Barking up the wrong tree: Supreme Court limits trademark parodies
In a unanimous decision, the U.S. Supreme Court has for the first time considered the so-called Rogers test regarding the use of trademarks in “expressive works” — in this case, a dog toy mocking a famous whiskey brand. The Court’s ruling in Jack Daniel’s Properties, Inc. v. VIP Products LLC, makes clear that liability for both trademark infringement and trademark dilution is heavily dependent on just how a defendant uses another’s mark.
Fighting like cats and dogs
VIP Products makes a squeaky, chewable dog toy designed to look much like a bottle of Jack Daniel’s whiskey. Instead of saying “Jack Daniel’s,” the toy says, “Bad Spaniels.” The toy also replaces “Old No. 7 Brand Tennessee Sour Mash Whiskey” with “The Old No. 2 On Your Tennessee Carpet.”
Jack Daniel’s Properties owns the trademarks in the distinctive whiskey bottle and many of the words and graphics on its label. When it demanded that VIP stop selling the toy, VIP filed a lawsuit, seeking a declaratory judgment that the toy neither infringed nor diluted Jack Daniel’s trademarks. Jack Daniel’s counterclaimed for infringement and dilution.
In a bench trial, the trial court found that consumers were likely to be confused about the source of the toy (infringement) and that the toy’s negative associations with dog excrement would harm Jack Daniel’s reputation (dilution). The U.S. Court of Appeals for the Ninth Circuit reversed, ruling for VIP on dilution and sending the case back to the trial court to apply the Rogers test to the infringement claim. The test, named for the case in which it was created, is designed to protect First Amendment interests in expressive works in a trademark context.

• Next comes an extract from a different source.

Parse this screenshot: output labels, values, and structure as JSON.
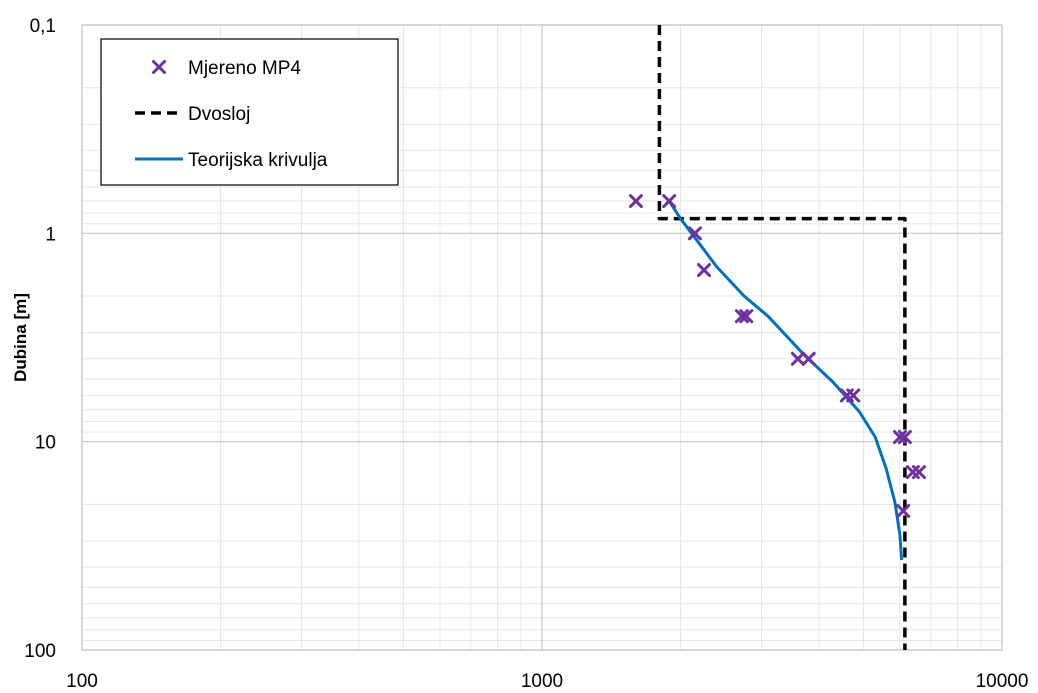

The trial court found that Jack Daniel’s couldn’t satisfy the test and granted pre-trial judgment to VIP on infringement. After the appeals court affirmed, Jack Daniel’s appealed to the Supreme Court on both the infringement and dilution claims.
Chewing it over
Under the Rogers test, when a trademark is used in an “expressive work,” it’s not infringement unless the challenged use of the mark 1) has no artistic relevance to the underlying work, or 2) explicitly misleads as to the source of the content of the work. The Supreme Court considered whether Jack Daniel’s should have had to satisfy this “threshold” test to proceed with its infringement case.
The Court found that the test applies only in “nontrademark” cases where the defendant hasn’t used the mark to identify the source of its goods. It held that the test doesn’t apply where, as here, an alleged infringer uses another’s trademark as a designation of source for its own goods. “When a mark is used as a mark,” the high court said, the likelihood-of-confusion inquiry is sufficient to account for the First Amendment interest in free expression.
Notably, the Supreme Court acknowledged that VIP also uses the marks to parody Jack Daniel’s. This type of message is relevant when assessing confusion because consumers are less likely to think that the maker of a mocked product is itself doing the mocking.
But the Court rejected the Ninth Circuit’s “expansive view” of the “noncommercial use” exception to dilution liability as exempting every parody or humorous commentary. Rather, it said, parody is exempt only if not used to designate source.
Paws for thought
The Court stressed that its ruling in this case was narrow. It didn’t determine whether the Rogers test is ever appropriate or how far the noncommercial use exclusion goes. As the concurrence notes, such questions remain for resolution another day.